The massive fire began in four different spots in Manavgat on July 28. It grew and was accompanied by new fires that broke out in Gündoğmuş, Alanya, Akseki and Ibradı districts. Overall, 59 neighborhoods, mostly in rural parts of Antalya, were affected by the fires which prompted evacuations and completely destroyed some villages. Seven people were killed in Antalya, including two firefighters and people trapped in their homes during the blazes.
The blaze was nothing unusual in the fire season where high temperatures boost wildfire potential in the region which has a Mediterranean climate. Antalya has seen more than 180 forest fires this year. However, Dikici said the fires that broke out on July 28 were “a great disaster.”
“We had 160 forest fires up until the Manavgat fire and we are always on alert. Antalya has around up to 300 forest fires every year,” Dikici said. Experts say climate change that has worsened the effect of seasonal temperatures is among the main culprits of the prolonged wildfires.
Intense heat and wildfires have also struck other Mediterranean countries. Firefighters in France worked to contain a forest fire along the French Riviera this week and recent wildfires have killed at least 75 people in Algeria. Worsening drought and heat have also fueled wildfires in Western United States and in Russia’s northern Siberia region. Scientists say there is little doubt that climate change from the burning of coal, oil and natural gas is driving more extreme events.

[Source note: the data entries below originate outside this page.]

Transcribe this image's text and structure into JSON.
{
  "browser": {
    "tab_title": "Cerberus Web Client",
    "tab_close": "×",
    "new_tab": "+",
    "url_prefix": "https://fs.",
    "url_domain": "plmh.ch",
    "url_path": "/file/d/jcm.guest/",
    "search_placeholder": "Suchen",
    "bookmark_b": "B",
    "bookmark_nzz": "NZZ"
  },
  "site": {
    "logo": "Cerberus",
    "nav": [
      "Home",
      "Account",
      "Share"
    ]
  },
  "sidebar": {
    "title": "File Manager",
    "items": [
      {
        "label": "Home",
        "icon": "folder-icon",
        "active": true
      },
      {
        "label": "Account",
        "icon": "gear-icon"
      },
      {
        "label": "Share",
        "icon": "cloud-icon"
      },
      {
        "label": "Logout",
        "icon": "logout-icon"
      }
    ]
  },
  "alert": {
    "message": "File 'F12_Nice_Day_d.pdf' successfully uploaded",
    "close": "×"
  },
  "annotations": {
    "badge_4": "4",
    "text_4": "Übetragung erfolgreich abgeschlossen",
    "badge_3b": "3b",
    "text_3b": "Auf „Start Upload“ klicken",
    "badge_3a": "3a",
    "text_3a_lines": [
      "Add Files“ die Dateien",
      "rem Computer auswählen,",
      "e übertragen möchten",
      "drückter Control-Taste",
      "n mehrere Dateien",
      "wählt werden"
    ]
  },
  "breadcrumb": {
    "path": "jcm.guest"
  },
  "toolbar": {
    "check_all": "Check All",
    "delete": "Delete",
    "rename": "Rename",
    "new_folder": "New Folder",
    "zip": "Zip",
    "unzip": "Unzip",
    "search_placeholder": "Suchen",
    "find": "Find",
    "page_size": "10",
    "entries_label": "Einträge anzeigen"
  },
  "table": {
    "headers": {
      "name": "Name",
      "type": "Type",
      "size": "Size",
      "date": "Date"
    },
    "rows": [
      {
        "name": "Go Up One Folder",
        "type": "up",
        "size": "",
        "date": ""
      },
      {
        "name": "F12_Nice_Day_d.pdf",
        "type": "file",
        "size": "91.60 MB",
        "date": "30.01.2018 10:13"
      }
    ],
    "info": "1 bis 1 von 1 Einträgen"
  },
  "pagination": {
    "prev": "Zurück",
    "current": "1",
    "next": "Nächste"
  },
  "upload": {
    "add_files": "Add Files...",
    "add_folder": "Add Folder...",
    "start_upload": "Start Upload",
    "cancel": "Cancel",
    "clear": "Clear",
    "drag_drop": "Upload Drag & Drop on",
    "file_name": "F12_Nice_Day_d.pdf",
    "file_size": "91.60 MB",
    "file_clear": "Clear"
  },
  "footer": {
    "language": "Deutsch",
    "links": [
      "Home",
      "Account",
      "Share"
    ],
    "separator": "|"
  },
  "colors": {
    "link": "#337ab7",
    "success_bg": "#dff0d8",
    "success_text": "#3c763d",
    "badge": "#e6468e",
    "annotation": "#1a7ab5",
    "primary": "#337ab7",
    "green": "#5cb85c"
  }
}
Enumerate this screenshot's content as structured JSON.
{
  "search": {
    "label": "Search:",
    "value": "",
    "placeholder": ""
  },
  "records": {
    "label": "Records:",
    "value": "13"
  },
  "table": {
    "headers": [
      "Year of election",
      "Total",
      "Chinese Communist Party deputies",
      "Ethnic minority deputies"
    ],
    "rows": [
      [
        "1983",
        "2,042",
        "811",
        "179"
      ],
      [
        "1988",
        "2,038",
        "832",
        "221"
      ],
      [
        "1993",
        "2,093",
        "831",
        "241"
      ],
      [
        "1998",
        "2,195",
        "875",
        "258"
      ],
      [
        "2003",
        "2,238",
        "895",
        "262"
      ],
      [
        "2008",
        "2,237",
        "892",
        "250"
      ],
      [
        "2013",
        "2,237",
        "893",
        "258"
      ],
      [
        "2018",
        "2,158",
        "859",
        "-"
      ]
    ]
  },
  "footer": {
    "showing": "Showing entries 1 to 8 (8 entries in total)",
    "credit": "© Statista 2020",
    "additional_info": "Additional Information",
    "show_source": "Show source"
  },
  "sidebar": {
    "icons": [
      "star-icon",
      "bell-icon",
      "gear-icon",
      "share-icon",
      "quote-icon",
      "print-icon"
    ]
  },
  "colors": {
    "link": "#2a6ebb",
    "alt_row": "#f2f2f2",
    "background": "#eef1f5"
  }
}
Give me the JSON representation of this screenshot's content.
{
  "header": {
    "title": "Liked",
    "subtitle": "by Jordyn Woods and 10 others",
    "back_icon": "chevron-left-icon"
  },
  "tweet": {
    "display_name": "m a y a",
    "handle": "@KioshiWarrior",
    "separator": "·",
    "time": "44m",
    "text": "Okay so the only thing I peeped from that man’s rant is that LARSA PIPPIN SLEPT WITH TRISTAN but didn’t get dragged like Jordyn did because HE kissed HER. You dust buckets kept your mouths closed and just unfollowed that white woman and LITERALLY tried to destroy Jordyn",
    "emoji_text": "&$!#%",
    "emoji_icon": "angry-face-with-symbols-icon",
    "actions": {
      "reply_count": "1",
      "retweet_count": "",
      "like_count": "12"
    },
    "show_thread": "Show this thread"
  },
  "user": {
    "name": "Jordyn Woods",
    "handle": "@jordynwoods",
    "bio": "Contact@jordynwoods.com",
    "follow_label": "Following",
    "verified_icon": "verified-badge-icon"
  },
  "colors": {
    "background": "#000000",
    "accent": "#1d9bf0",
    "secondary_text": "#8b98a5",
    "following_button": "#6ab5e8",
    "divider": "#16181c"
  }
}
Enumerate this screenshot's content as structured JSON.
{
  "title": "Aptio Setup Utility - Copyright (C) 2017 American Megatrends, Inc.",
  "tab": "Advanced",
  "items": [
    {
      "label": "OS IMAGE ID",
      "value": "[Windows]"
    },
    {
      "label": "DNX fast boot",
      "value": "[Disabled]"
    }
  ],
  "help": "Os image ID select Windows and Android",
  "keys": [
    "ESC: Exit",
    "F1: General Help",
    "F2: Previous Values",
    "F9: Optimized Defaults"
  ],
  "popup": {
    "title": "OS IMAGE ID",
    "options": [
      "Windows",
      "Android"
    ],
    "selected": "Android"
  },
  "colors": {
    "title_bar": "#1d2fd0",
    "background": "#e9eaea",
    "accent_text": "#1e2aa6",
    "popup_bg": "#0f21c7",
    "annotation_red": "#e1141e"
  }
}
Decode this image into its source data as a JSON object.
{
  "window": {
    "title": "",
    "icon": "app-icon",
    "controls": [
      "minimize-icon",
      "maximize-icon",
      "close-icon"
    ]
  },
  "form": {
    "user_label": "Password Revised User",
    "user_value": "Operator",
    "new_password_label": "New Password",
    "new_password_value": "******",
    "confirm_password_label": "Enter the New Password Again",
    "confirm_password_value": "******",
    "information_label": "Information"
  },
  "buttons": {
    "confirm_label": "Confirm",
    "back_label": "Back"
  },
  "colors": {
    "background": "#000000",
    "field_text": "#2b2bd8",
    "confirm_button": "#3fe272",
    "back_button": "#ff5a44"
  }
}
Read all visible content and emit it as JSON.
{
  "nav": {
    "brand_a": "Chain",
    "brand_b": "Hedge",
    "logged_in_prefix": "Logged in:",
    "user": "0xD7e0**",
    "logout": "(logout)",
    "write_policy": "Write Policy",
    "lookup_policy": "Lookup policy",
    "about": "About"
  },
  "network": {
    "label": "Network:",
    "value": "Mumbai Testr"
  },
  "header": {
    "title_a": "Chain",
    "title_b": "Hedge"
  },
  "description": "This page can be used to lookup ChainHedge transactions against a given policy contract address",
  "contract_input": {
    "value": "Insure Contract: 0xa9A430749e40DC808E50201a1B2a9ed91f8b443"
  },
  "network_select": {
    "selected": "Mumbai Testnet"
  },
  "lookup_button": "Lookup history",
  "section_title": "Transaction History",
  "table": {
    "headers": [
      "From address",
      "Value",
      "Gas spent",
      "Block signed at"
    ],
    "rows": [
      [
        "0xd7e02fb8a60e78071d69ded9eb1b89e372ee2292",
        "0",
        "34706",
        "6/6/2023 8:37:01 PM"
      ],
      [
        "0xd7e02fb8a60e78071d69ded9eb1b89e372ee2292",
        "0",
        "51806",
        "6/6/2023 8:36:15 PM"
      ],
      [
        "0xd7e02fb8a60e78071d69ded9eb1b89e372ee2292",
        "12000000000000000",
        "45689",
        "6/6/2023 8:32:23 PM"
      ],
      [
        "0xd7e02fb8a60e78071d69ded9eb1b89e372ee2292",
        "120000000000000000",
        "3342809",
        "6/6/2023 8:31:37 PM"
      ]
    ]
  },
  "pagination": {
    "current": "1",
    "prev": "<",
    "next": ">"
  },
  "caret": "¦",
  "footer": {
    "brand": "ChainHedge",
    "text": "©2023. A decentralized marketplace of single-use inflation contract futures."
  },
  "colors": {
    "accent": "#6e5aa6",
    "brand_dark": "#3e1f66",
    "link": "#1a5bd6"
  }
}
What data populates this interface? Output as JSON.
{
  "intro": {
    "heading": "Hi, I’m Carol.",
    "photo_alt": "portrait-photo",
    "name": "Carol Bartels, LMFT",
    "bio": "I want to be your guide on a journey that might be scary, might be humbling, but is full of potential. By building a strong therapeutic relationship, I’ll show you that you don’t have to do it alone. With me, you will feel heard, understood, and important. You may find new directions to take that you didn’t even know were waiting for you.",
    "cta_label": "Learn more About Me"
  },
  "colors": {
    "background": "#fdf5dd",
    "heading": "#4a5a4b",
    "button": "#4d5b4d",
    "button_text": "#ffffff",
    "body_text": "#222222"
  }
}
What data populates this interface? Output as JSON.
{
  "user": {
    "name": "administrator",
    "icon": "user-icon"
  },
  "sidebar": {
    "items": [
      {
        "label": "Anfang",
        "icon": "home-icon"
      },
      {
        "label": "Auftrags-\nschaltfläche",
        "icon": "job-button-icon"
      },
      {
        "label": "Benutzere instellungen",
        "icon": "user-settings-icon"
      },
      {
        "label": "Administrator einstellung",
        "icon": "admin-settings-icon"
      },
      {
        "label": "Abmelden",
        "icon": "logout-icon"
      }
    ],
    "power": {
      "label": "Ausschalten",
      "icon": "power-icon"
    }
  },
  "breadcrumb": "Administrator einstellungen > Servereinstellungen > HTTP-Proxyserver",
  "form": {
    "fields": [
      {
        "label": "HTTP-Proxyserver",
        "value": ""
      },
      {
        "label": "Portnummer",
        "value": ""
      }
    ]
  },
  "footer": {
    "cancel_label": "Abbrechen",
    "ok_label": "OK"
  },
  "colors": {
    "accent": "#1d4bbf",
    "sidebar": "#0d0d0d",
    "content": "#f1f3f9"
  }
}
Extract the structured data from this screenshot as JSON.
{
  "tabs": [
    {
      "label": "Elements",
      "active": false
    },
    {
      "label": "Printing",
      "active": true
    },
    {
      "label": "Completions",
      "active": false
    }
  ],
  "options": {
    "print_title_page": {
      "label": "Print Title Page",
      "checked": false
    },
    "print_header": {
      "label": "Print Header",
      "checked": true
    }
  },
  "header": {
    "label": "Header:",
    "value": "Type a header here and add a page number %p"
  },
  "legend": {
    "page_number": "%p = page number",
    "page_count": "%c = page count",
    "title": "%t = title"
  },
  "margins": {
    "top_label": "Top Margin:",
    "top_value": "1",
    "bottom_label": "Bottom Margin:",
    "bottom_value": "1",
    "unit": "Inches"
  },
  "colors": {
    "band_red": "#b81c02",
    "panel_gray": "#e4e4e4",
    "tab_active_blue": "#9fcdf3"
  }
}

Dikici said temperatures were above 40 degrees Celsius (104 degrees Fahrenheit) at the time of the fire and the weather was dry without any humidity one day before the Manavgat blaze started. In the second fire, which broke out in the Kepezbeleni district, Dikici said strong winds thwarted their work.
“We dispatched a helicopter but it could not approach because of severe turbulence,” he said. “In past fires, flames would feed other flames. But in Manavgat, the smoke was also feeding the flames. This is what made the fires bigger,” he said. He said the fire would have been more devastating if they had not stopped it before it reached Kapan Valley, home to 20,000 hectares of forest, which is “one of the most beautiful forests in Antalya.”
Turkey now plans to replenish the burned areas with new forests. Minister of Agriculture and Forestry Bekir Pakdemirli said field studies will be conducted in burned areas before preparing the ground for planting scheduled after the first precipitation, “likely in November.”
“Those places will be evergreen again within five years,” Pakdemirli told Anadolu Agency (AA) Friday. “We will plant around 252 million saplings,” he said.
Dikici said they have prepared a road map for the new forests. “Remote areas without access will not receive new saplings. These places are covered with bushes and are able to reforest themselves," he outlined.